No single tool is a silver bullet. Your choice should be deliberate and guided by the specifics of the engagement. Consider the following factors:

Model Access Level
White-Box: You have full access to the model architecture, weights, and training data. Tools like ART and Foolbox excel here, as they can leverage gradient information to craft highly effective attacks.
Black-Box: You can only interact with the model via an API. Your toolkit will consist of automated scanners like Garak, interception proxies like Mitmproxy, and frameworks like Counterfit that implement query-based attacks.
Engagement Objective
Broad Assessment: The goal is to identify as many vulnerabilities as possible across different categories. Start with an automated scanner (e.g., Garak) to find low-hanging fruit before moving to more targeted methods.
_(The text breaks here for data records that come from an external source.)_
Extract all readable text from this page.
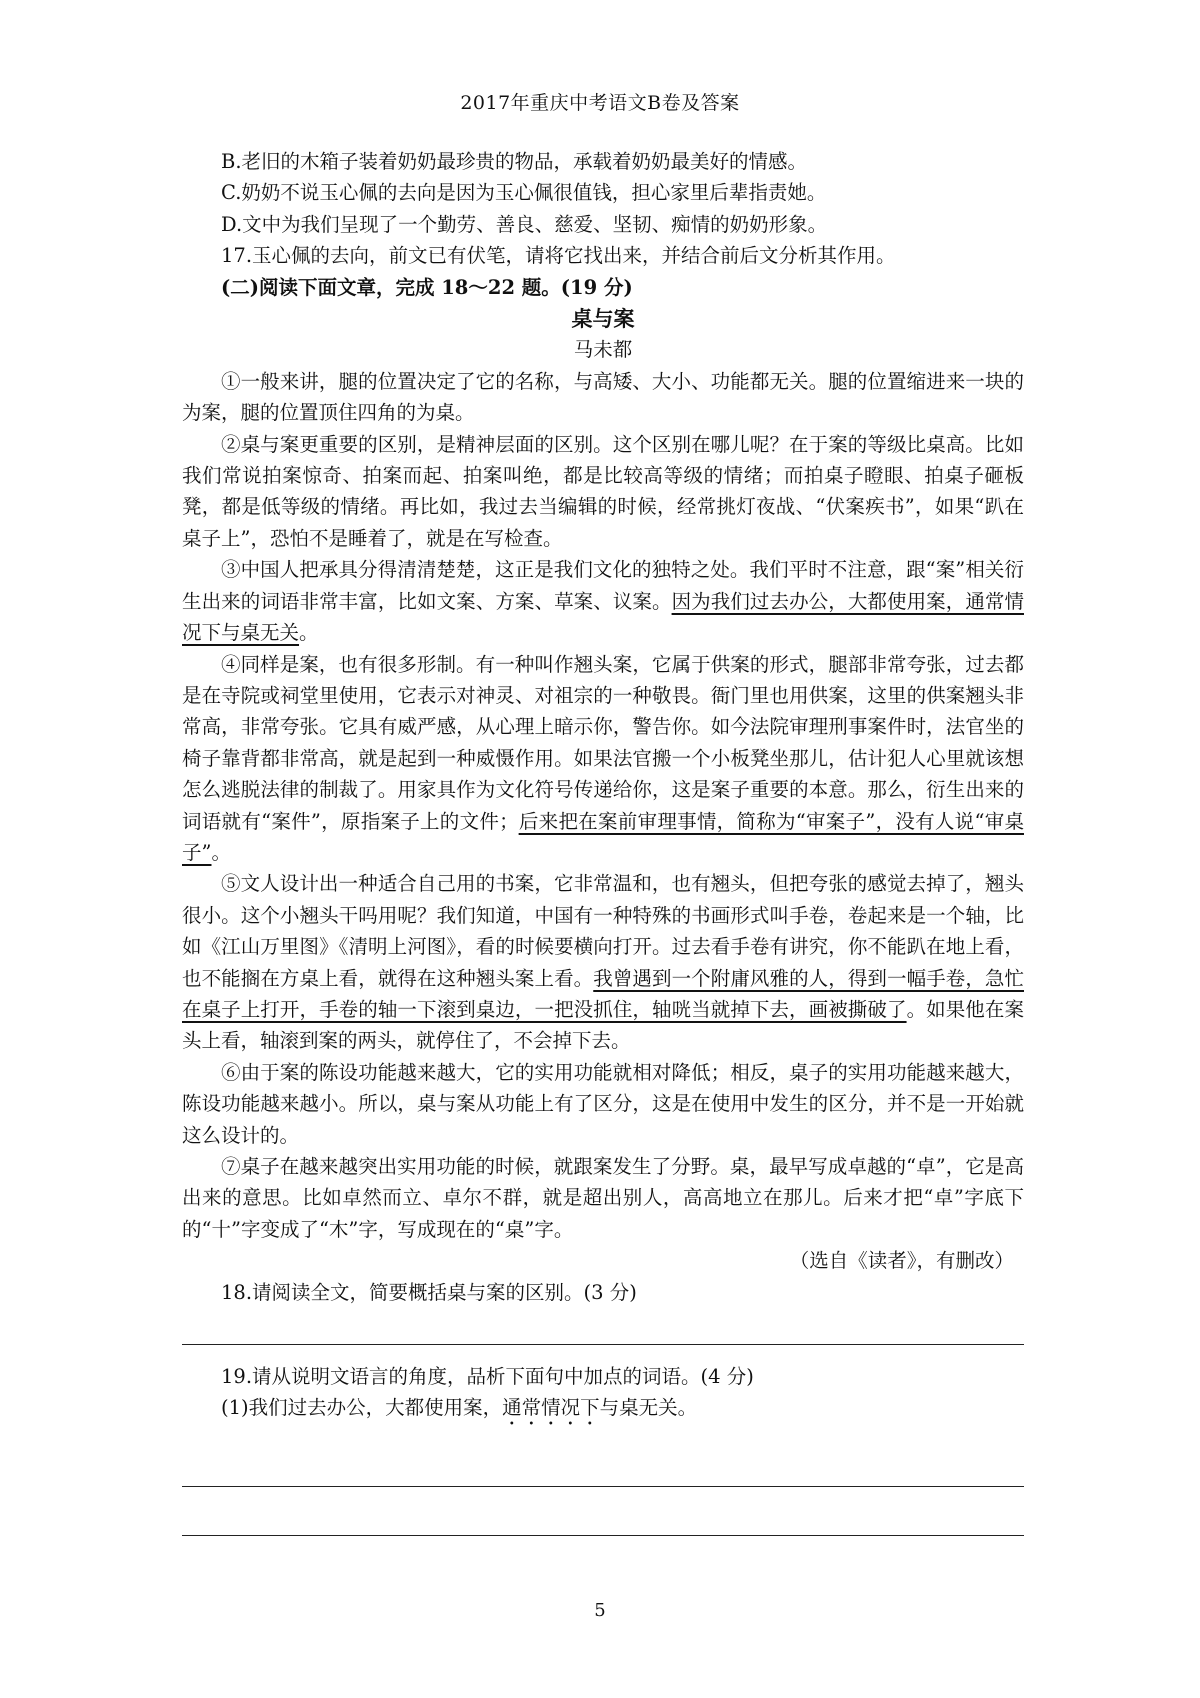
2017年重庆中考语文B卷及答案

B.老旧的木箱子装着奶奶最珍贵的物品，承载着奶奶最美好的情感。

C.奶奶不说玉心佩的去向是因为玉心佩很值钱，担心家里后辈指责她。

D.文中为我们呈现了一个勤劳、善良、慈爱、坚韧、痴情的奶奶形象。

17.玉心佩的去向，前文已有伏笔，请将它找出来，并结合前后文分析其作用。

(二)阅读下面文章，完成 18～22 题。(19 分)

桌与案

马未都

①一般来讲，腿的位置决定了它的名称，与高矮、大小、功能都无关。腿的位置缩进来一块的为案，腿的位置顶住四角的为桌。

②桌与案更重要的区别，是精神层面的区别。这个区别在哪儿呢？在于案的等级比桌高。比如我们常说拍案惊奇、拍案而起、拍案叫绝，都是比较高等级的情绪；而拍桌子瞪眼、拍桌子砸板凳，都是低等级的情绪。再比如，我过去当编辑的时候，经常挑灯夜战、“伏案疾书”，如果“趴在桌子上”，恐怕不是睡着了，就是在写检查。

③中国人把承具分得清清楚楚，这正是我们文化的独特之处。我们平时不注意，跟“案”相关衍生出来的词语非常丰富，比如文案、方案、草案、议案。因为我们过去办公，大都使用案，通常情况下与桌无关。

④同样是案，也有很多形制。有一种叫作翘头案，它属于供案的形式，腿部非常夸张，过去都是在寺院或祠堂里使用，它表示对神灵、对祖宗的一种敬畏。衙门里也用供案，这里的供案翘头非常高，非常夸张。它具有威严感，从心理上暗示你，警告你。如今法院审理刑事案件时，法官坐的椅子靠背都非常高，就是起到一种威慑作用。如果法官搬一个小板凳坐那儿，估计犯人心里就该想怎么逃脱法律的制裁了。用家具作为文化符号传递给你，这是案子重要的本意。那么，衍生出来的词语就有“案件”，原指案子上的文件；后来把在案前审理事情，简称为“审案子”，没有人说“审桌子”。

⑤文人设计出一种适合自己用的书案，它非常温和，也有翘头，但把夸张的感觉去掉了，翘头很小。这个小翘头干吗用呢？我们知道，中国有一种特殊的书画形式叫手卷，卷起来是一个轴，比如《江山万里图》《清明上河图》，看的时候要横向打开。过去看手卷有讲究，你不能趴在地上看，也不能搁在方桌上看，就得在这种翘头案上看。我曾遇到一个附庸风雅的人，得到一幅手卷，急忙在桌子上打开，手卷的轴一下滚到桌边，一把没抓住，轴咣当就掉下去，画被撕破了。如果他在案头上看，轴滚到案的两头，就停住了，不会掉下去。

⑥由于案的陈设功能越来越大，它的实用功能就相对降低；相反，桌子的实用功能越来越大，陈设功能越来越小。所以，桌与案从功能上有了区分，这是在使用中发生的区分，并不是一开始就这么设计的。

⑦桌子在越来越突出实用功能的时候，就跟案发生了分野。桌，最早写成卓越的“卓”，它是高出来的意思。比如卓然而立、卓尔不群，就是超出别人，高高地立在那儿。后来才把“卓”字底下的“十”字变成了“木”字，写成现在的“桌”字。

（选自《读者》，有删改）

18.请阅读全文，简要概括桌与案的区别。(3 分)

19.请从说明文语言的角度，品析下面句中加点的词语。(4 分)

(1)我们过去办公，大都使用案，通常情况下与桌无关。

5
Targeted Exploitation: You have a specific goal, such as bypassing a safety filter or extracting a piece of training data. This often requires custom scripting or using a specialized library (e.g., llm-attacks) to implement a known, powerful technique.
Automation vs. Manual Crafting
Frameworks like Counterfit are built for automating attacks against multiple targets. In contrast, crafting a subtle, multi-stage prompt injection to exfiltrate data often requires the manual, iterative process afforded by a Jupyter Notebook and direct API calls.

Ultimately, the most effective red teamers build a versatile toolkit and understand when to switch from a broad-spectrum tool to a precision instrument.